Using positive affirmation and hypnosis, I changed the negative programs in my mind to empowering programs so I could love and accept myself fully. Now, instead of thinking, “People will laugh at me,” I think, “People are admiring my uniqueness.” Reframing truly helps us embrace ourselves. Think about the negative beliefs you hold, and write them down. Consider every aspect of yourself – your body, your habits, your character, your past, and your choices. After you have written them down, think about how you can reframe them.
People sometimes feel they shouldn’t take time out for themselves, because they believe it would be selfish and they will be judged. We can’t just nurture and support others and ignore ourselves. It is important to love yourself first, and then the rest of your life will begin to balance out. Be true to you. Step into love, and embrace your dream, your worthiness, and your Divine self!
Lovely love notes
What do you love about yourself? Start making a list of things you love and appreciate about yourself at least once a week. It can include anything you like. I call it “Lovely Love Notes.”
Making this list is a good practice for developing the habit of focusing on the good things in life and the positive things about ourselves. Making a weekly list will help us move from judgment about ourselves to appreciation of our uniqueness.
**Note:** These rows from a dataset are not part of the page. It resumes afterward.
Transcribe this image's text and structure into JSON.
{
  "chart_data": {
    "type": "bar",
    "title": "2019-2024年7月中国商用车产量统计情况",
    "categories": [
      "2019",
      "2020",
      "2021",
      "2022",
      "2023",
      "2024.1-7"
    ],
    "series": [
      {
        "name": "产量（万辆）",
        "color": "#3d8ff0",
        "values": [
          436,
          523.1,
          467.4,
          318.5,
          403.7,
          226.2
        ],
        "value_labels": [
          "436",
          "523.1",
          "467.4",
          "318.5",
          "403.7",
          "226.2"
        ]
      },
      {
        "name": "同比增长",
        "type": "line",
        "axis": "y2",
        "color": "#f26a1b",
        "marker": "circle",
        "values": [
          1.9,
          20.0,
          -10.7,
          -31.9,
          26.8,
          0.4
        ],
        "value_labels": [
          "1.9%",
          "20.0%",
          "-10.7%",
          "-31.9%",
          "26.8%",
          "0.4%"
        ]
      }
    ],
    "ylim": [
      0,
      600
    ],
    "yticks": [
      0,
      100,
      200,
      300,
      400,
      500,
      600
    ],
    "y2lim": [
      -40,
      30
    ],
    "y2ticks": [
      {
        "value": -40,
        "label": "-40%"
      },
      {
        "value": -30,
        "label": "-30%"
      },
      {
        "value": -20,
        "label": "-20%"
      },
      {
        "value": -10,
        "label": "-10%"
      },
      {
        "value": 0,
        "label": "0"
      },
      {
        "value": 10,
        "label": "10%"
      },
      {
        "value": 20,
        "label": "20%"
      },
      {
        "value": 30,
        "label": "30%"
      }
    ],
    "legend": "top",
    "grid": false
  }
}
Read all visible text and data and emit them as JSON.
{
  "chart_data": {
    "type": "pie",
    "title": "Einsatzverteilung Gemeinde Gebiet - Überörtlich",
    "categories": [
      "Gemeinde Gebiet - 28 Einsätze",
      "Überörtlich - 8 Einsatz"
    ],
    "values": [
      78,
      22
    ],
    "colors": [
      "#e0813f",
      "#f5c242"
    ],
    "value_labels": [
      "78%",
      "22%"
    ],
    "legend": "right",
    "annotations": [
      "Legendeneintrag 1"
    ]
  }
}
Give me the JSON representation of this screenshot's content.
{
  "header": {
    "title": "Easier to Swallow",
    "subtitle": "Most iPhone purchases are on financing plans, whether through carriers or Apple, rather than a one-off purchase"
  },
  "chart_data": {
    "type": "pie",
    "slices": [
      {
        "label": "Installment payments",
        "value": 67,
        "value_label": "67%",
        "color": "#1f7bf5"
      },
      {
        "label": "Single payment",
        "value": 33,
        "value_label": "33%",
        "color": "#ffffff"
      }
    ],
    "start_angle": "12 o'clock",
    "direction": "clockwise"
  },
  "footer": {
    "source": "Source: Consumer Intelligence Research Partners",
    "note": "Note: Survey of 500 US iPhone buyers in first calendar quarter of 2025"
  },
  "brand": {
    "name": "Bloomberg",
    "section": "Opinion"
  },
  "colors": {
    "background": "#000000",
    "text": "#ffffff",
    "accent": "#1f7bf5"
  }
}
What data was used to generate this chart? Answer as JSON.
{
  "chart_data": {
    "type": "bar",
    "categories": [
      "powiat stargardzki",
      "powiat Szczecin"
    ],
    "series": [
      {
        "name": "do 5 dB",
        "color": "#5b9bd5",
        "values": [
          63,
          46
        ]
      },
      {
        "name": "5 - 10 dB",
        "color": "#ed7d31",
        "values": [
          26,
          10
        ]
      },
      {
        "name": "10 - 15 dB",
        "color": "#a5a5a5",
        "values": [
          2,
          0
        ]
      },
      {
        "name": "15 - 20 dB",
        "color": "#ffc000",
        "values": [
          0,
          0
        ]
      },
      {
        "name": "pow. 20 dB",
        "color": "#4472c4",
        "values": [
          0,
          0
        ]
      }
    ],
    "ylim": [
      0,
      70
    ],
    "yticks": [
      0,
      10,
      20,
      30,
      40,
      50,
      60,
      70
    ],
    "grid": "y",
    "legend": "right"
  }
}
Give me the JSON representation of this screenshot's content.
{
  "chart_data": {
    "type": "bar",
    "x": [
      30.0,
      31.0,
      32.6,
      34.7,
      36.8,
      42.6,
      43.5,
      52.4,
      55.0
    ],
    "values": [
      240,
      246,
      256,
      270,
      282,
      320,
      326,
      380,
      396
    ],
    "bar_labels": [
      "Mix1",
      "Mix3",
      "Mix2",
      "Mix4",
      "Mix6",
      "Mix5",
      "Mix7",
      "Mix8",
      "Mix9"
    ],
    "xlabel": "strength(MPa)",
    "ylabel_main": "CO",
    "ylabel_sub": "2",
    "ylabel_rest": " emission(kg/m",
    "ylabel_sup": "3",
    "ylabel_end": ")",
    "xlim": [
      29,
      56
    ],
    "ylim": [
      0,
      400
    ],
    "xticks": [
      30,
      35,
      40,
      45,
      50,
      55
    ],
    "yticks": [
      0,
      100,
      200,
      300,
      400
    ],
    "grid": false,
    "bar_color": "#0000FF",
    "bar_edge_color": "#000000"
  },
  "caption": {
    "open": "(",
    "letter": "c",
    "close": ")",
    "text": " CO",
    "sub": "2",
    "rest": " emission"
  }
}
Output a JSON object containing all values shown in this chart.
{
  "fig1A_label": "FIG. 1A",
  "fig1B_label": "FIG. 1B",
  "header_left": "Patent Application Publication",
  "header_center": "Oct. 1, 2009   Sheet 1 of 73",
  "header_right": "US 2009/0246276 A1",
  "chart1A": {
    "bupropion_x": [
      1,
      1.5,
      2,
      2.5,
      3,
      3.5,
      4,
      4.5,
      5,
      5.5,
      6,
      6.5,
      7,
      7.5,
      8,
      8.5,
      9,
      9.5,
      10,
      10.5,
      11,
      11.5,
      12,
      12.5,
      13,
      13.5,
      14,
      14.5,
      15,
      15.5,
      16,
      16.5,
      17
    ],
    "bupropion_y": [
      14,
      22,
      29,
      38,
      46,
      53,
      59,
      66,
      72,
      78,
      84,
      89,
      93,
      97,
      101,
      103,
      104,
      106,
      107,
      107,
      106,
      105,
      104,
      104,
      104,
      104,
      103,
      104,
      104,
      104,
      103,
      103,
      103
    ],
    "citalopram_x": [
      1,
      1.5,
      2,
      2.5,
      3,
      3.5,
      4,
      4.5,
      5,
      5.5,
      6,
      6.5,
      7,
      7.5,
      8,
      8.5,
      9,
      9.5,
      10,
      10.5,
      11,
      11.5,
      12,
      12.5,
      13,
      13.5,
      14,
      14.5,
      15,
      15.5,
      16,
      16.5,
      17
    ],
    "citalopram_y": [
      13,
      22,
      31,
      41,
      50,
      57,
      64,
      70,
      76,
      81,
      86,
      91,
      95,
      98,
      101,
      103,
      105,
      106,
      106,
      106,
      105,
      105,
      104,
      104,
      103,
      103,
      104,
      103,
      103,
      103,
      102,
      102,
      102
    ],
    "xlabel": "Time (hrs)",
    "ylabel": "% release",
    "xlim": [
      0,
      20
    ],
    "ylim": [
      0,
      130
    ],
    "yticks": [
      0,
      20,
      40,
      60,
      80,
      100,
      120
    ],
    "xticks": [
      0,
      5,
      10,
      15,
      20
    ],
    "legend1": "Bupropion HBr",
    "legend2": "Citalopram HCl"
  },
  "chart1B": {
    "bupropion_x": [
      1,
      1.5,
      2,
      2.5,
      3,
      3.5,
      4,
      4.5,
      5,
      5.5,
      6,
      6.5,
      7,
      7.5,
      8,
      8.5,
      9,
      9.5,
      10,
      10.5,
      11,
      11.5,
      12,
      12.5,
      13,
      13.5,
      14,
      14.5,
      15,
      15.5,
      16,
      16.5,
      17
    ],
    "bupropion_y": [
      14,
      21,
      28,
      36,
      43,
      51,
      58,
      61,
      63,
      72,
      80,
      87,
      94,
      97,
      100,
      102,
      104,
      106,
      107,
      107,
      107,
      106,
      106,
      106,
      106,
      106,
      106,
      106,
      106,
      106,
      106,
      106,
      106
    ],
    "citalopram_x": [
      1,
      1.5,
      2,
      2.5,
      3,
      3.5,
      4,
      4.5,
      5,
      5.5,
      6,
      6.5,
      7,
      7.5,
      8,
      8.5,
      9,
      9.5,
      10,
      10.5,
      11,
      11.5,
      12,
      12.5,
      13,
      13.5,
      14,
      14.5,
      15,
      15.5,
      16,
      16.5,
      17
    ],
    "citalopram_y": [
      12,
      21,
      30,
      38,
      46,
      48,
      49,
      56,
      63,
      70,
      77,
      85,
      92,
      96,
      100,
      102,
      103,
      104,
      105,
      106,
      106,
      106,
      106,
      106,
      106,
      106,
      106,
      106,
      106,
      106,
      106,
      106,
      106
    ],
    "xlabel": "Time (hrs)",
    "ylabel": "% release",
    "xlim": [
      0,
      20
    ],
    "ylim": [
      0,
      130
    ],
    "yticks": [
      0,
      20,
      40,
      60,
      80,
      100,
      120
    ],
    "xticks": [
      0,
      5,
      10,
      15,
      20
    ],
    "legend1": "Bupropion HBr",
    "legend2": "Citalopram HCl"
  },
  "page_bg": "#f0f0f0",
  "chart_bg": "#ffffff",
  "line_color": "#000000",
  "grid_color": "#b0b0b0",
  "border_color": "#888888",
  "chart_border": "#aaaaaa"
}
Give it a try!
Some examples of MY Lovely Love Notes include:
- I take time for myself and listen to my heart.
- I love my ability to see the beauty in everything life brings.
- I always see the lessons and blessings in life.
- I love my curly hair and my curvaceous, womanly body.
- I love being a mother and learning from my children.
- I love having the wisdom I have, and I practice what I teach.
- I love being authentic.
- I love my smile and share it with others daily.
- I love my family and feel very blessed.
- I am a divine sparkle of light.
- I remember to do something loving for myself today.
When you start this fun exercise, you may find it difficult to think of very many things to write. That is okay. You have many years of negative programming to reframe. As you make the lists, however, you will start feeling better about yourself in every way. As you continue with this practice, you will notice the list will grow and change, just as you are growing and changing.
Start today. Take time to write down a few things you love about yourself. This practice of self-love allows you to embrace your body, mind, and spirit.